Mere pen and ink does not begin to do justice to the symphony of white mountains floating above the pale lake. But the attempt — if you’re lucky— is art.
TEAHOUSE AT ULU CAMII
I spent a few hours drawing this, with a couple of interested gents from the mosque checking in now and then to see how it progressed. As I drew, groups of people drove up and sat chatting in the teahouse. This is the same view the denizens of the ancient city had, from every single house, rising in tiers up from the lake.
ÖMER F DUK & TEAHOUSE
Take one on the teahouse. Check out the perfect imperial profile on the rock in the foreground! Ömer got a copy of his portrait, and his father got the original of his. I love this Hotel Cevizlibag.
ABOVE THE TOWN
Squinting at these hills from the hotel’s breakfast room, I could see traces of ancient building. It reminded me of the way old graffiti looks in Hagia Sophia: you can’t read it, but you know it ain’t part of the marble.
All these differing dates are true… the culture of Urartu did flourish here for thousands of years, but disappeared. It’s believed Urartians are the ancestors of the Armenian people. The town is proud and proprietary of their ruin, as well they might be. There was much intermingling between Turks, Kurds and Armenians before the governments began to interfere, around 1900.
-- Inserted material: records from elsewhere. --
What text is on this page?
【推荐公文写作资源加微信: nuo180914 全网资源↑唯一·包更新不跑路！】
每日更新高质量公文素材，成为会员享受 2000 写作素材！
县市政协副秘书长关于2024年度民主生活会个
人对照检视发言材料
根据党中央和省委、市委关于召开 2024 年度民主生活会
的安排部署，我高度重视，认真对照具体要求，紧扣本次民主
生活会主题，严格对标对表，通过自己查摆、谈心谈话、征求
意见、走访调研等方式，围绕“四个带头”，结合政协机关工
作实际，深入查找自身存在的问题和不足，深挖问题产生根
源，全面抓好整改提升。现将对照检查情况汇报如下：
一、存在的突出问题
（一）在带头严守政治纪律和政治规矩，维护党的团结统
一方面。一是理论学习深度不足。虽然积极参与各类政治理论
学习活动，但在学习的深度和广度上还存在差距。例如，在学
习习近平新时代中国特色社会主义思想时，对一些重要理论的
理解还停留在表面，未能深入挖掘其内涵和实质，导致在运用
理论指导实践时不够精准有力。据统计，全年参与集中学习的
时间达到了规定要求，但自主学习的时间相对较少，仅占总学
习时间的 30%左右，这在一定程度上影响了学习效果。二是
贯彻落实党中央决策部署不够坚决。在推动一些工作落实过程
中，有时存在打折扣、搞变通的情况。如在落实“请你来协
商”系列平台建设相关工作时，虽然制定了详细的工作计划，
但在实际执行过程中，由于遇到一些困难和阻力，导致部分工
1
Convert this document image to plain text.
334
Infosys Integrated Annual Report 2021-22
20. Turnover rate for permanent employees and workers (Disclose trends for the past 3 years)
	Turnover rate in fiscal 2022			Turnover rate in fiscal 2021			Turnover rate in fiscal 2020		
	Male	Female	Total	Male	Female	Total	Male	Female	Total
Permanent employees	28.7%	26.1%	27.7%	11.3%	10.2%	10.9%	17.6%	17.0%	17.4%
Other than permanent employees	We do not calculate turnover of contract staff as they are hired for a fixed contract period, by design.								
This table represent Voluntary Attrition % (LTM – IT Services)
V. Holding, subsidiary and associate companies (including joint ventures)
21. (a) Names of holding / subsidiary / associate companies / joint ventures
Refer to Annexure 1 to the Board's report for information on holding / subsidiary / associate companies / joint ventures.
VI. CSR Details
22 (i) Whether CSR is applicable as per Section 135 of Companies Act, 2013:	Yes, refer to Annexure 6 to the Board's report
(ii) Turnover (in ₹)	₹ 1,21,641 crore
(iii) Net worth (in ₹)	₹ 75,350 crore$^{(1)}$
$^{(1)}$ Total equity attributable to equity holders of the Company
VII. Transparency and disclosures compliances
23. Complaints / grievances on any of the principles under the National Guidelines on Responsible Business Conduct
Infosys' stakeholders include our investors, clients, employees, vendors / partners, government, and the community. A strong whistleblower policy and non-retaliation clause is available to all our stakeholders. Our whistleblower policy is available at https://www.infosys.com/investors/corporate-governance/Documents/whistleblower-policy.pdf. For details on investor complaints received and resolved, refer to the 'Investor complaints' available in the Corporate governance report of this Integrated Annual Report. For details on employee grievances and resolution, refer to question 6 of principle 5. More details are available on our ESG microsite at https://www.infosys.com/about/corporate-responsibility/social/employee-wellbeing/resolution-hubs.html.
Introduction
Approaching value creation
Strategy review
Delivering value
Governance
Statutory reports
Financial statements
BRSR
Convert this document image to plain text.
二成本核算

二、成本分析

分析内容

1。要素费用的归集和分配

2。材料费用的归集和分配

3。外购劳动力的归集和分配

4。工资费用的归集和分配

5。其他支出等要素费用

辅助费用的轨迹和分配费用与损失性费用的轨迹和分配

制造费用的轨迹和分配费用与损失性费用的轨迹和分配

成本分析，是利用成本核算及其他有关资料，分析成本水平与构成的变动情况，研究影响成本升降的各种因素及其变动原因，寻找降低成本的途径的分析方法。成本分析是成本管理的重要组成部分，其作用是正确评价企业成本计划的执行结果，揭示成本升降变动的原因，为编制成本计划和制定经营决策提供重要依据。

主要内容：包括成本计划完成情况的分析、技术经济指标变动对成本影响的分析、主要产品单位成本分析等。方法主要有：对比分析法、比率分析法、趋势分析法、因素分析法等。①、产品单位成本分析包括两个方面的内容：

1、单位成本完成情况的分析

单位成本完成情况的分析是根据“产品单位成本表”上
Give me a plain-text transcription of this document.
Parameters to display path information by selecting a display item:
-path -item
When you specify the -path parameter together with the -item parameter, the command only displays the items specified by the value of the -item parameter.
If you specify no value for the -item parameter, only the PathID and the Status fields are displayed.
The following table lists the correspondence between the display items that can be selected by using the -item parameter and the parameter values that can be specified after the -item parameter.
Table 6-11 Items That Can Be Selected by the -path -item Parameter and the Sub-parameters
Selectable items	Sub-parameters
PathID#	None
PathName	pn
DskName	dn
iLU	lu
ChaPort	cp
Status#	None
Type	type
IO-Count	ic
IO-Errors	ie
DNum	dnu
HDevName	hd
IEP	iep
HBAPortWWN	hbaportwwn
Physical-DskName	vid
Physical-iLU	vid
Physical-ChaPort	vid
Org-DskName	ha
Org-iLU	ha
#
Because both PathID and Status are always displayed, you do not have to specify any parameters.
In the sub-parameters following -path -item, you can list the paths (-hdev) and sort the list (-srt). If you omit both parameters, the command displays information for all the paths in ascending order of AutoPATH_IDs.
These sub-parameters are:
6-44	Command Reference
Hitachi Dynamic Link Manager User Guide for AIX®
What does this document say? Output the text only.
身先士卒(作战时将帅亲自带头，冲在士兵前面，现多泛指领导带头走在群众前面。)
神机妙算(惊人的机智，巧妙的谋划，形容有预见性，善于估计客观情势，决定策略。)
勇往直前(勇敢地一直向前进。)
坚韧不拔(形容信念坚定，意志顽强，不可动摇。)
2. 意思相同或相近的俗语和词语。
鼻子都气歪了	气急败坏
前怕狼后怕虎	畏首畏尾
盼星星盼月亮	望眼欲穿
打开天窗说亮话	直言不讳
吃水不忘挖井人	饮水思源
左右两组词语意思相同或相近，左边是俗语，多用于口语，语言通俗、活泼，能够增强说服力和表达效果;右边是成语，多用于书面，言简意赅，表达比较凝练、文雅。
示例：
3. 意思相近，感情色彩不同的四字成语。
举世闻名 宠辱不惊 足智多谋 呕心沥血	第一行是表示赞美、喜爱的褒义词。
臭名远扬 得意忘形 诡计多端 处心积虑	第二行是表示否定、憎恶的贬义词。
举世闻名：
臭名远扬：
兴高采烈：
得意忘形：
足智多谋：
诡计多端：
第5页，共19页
This drawing took two hours and was witnessed by groups of giggling schoolchildren. I realised right away that I could easily spend the whole time in Van drawing this particular site. But I was frustrated at the time by knee problems, and knew I couldn’t get up those steep slopes to wander in the ruins themselves. See the figure just right of centre, standing on the oil with arms outstretched, taking in the whole world of lake and white mountains and cold clear air. How I envied him!
KEF KALESI DOORS
These doors lead to tunnels going throughout the mountain. In addition to the usual rumours of treasure, Abdullah told me that they are well-explored by archeologists. Things found there are in the Archeological Museum in Van.